The difficulty with having a pack liner is that it becomes a bit of a hassle to access your ICU because it wraps around that too. Every time I would basically have to unroll the liner and pull it down on the back side of the bag to access the ICU. This was a constant struggle I was having during the hike because I wanted to protect my camera gear from water but at the same time wanted to have it out and ready to shoot the beautiful canyon we were winding around. At the end of it all, I said “F that” and kept my SLR in the Navin for most of the trip. There were a few hairy water crossings where I did pack it back in but once it was over, I pulled the camera back out into the Navin.
At first, I was going to have my sleeping bag at the bottom of the bag but realized that wouldn’t be smart with the potential of having waist high water so I ended up putting it at the top. The nice surprise out of all this was that with it at the top, I thought it was going to obstruct top access to the interior of the bag but because of the flap design, it wasn’t a problem. With the sleeping bag at the top, it does obstruct use of the top outer compartment of the bag so keep that in mind.
The side pockets of the bag in combination with the straps were perfect for locking the tent and tripod in place. I didn’t have any issues with those things falling out or feeling imbalanced while I was hiking.
Being the high end product that it is, it also commands a high price.
- The bag itself is $279 USD
- Medium shallow ICU is $79 USD
- The Navin is $59 USD
- 2 large Gatekeeper straps are $15 USD
- Large raincover is $22 USD
Before you know it you’re paying a total of $454 USD.
And then if you’re a Canadian like myself, tack on shipping in exchange and it balloons even more. I was lucky enough to find stock in Hong Kong and when I ran the numbers after conversion back to CAD, I was paying a little under $400.
Pros and cons
- Built extremely well and designed to be used in rugged environments.

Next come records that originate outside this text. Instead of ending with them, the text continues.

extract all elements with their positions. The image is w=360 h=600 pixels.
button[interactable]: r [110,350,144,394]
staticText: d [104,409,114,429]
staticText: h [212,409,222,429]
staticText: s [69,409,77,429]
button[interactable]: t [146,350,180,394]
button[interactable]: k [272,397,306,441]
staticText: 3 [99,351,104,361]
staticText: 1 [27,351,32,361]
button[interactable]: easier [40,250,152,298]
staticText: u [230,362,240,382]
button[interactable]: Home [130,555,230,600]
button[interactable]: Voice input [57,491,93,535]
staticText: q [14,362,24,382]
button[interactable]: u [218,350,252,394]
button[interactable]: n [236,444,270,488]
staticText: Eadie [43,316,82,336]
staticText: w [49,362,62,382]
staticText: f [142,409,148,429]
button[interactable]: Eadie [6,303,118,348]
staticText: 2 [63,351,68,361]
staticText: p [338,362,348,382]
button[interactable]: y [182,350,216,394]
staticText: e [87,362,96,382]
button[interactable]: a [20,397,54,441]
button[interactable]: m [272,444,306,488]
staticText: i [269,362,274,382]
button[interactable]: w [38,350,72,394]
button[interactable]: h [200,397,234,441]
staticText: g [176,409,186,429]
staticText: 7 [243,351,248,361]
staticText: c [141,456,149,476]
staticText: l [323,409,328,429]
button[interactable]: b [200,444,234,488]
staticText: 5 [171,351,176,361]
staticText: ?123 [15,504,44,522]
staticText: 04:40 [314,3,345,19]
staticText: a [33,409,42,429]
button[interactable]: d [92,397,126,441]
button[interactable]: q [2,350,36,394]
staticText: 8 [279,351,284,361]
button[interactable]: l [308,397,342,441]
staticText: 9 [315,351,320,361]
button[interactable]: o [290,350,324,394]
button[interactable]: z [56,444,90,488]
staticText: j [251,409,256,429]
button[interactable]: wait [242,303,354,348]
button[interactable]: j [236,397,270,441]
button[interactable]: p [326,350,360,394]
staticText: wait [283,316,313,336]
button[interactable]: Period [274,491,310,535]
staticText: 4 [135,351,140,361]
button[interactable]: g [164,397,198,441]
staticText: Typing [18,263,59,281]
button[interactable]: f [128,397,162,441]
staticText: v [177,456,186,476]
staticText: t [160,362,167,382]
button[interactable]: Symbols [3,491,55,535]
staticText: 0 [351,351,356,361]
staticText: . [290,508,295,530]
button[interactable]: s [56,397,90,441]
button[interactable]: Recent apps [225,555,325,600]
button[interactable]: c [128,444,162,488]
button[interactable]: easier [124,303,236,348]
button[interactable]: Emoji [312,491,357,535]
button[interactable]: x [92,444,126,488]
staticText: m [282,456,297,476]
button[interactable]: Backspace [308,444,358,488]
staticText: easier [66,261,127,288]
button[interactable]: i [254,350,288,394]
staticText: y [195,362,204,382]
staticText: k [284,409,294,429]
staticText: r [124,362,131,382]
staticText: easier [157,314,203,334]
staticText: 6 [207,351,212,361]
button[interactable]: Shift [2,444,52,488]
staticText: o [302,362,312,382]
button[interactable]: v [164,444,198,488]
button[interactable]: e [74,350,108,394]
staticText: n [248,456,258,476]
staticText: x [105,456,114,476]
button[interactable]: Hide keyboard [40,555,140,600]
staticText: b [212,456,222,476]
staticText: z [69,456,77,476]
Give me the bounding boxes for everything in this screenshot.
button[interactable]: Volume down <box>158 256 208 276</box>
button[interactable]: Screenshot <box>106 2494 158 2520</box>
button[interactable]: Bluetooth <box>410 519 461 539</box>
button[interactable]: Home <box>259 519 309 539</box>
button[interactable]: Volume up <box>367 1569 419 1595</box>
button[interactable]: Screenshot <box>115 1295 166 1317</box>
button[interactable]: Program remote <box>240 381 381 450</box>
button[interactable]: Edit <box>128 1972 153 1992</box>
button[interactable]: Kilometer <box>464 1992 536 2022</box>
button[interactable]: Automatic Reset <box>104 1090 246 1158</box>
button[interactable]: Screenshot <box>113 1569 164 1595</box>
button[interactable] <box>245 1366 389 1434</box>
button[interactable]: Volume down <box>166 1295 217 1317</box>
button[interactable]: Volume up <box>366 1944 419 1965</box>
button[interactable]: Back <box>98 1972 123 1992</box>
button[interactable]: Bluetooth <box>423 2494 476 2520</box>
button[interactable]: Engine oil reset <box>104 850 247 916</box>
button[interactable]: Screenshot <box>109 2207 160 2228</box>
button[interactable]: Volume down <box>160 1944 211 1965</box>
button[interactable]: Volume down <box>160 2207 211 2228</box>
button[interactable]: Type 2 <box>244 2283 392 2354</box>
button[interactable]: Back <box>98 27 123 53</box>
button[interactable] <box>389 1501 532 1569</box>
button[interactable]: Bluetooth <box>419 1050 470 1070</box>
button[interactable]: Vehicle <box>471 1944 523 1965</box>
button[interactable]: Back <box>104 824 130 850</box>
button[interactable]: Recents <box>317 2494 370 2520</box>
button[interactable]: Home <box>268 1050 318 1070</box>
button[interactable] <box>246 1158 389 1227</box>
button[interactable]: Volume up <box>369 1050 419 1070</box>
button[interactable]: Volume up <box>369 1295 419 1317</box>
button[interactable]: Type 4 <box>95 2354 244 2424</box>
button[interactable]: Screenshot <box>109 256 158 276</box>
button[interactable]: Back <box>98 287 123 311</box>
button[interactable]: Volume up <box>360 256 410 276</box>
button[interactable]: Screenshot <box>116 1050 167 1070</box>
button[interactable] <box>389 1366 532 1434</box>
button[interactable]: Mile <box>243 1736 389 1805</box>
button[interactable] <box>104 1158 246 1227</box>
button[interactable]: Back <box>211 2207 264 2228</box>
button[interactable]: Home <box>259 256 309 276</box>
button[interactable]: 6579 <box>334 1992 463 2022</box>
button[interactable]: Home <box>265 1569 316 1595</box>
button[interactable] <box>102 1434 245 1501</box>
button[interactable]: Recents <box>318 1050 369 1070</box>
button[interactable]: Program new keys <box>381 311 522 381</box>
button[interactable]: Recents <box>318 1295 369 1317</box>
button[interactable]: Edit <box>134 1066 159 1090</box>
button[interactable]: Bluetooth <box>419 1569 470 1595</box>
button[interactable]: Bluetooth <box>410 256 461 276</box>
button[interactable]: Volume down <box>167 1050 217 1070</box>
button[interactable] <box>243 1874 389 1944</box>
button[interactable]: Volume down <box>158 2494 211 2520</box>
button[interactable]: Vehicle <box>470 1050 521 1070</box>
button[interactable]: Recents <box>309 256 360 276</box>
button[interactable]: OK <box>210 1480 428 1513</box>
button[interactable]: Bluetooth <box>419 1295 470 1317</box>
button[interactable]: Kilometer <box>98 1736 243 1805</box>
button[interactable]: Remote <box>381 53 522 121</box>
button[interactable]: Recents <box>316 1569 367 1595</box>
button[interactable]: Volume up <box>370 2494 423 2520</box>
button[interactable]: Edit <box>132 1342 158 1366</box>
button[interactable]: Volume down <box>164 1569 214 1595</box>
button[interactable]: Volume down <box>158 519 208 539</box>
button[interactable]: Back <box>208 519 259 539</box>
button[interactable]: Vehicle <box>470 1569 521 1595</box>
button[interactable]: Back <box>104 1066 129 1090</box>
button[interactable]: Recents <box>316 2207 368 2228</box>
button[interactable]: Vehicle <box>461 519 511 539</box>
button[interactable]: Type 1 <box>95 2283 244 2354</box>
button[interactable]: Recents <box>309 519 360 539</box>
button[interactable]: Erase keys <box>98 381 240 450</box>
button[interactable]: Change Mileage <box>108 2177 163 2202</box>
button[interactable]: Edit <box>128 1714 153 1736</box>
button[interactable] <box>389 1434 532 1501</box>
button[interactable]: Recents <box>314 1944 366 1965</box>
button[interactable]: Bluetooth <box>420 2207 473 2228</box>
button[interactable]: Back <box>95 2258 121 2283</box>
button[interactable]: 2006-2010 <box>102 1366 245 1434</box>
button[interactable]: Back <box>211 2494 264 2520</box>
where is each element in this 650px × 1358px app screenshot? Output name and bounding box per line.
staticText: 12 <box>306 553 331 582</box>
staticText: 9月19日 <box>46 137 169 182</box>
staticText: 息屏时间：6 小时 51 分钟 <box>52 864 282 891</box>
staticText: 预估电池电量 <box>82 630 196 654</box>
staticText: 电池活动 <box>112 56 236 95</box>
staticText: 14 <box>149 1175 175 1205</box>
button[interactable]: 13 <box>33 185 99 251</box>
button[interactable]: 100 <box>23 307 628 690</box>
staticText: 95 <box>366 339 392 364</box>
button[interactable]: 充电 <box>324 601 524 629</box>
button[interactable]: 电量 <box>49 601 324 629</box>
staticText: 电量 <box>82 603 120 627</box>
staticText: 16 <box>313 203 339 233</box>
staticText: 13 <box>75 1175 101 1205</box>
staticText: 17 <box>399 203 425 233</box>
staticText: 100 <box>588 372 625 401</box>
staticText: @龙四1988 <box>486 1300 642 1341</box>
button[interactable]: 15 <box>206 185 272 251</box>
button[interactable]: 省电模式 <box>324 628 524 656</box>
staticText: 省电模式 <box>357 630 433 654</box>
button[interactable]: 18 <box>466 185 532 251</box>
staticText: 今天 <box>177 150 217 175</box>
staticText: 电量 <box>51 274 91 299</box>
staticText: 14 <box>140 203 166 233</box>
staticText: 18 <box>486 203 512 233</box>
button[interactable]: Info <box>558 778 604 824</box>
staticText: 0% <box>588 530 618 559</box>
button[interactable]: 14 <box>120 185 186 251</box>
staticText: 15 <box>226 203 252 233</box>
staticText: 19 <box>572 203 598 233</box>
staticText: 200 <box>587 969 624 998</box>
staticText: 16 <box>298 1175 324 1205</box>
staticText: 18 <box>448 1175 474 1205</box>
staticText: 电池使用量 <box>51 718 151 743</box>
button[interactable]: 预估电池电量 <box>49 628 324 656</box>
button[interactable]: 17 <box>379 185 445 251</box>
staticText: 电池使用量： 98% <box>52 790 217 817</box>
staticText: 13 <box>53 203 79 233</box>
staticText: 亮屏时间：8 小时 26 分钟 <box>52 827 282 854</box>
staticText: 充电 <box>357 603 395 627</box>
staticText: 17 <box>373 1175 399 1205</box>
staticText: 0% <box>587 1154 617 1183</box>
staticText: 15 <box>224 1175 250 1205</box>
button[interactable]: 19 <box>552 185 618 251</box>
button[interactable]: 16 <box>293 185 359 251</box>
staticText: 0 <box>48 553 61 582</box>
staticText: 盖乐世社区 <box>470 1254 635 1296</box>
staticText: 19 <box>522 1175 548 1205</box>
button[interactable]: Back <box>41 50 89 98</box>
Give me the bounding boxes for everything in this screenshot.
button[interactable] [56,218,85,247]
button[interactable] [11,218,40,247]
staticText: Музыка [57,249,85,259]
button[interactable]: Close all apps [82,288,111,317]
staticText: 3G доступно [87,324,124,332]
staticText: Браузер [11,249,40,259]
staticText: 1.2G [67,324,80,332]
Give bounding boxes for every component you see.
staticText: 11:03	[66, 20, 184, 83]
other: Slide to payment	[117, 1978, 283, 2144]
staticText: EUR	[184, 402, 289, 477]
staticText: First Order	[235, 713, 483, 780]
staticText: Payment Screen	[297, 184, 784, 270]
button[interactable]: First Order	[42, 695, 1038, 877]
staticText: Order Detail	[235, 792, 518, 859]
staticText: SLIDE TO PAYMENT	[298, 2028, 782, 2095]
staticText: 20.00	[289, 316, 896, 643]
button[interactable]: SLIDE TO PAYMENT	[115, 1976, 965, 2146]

- Lots of customizability options which is awesome (MOLLE and ICU)
- MOLLE attachment system is genius. Would love to see more products and third-parties leverage this.
- Does a fantastic job in protecting your camera gear.
- Ultimately what will deter most people is the price. It’s definitely on the high end of things and for most you’ll have to justify whether the cost is worth the use cases of the bag.
- High cost comes from the fact that you have to buy so many little small add ons just to get going. What frustrated me the most was that the gatekeepers and rain cover were extra. WHY??
- f-stop’s supply is just really bad. Every time I check, they’re always out of stock. So it’s good they’re getting a lot of demand but it’s frustrating if you want to buy directly from their online store (which is why I jumped on it in HK).
- Stand-alone, the Loka does not provide easy access to the bag. You need to place the bag on the ground, open it up and grab your gear. If you need to pull the camera out on the fly, this may not be the bag for you or you will need to invest in something like the Navin.
Great outdoor camera backpack for up to 3 days. Perfect for those that are going to be doing some hiking and require something a bit more rugged and versatile to not just store your camera but hold other essentials. It’s expensive but if you can make use of it, it’s going to delight you like no other camera bag.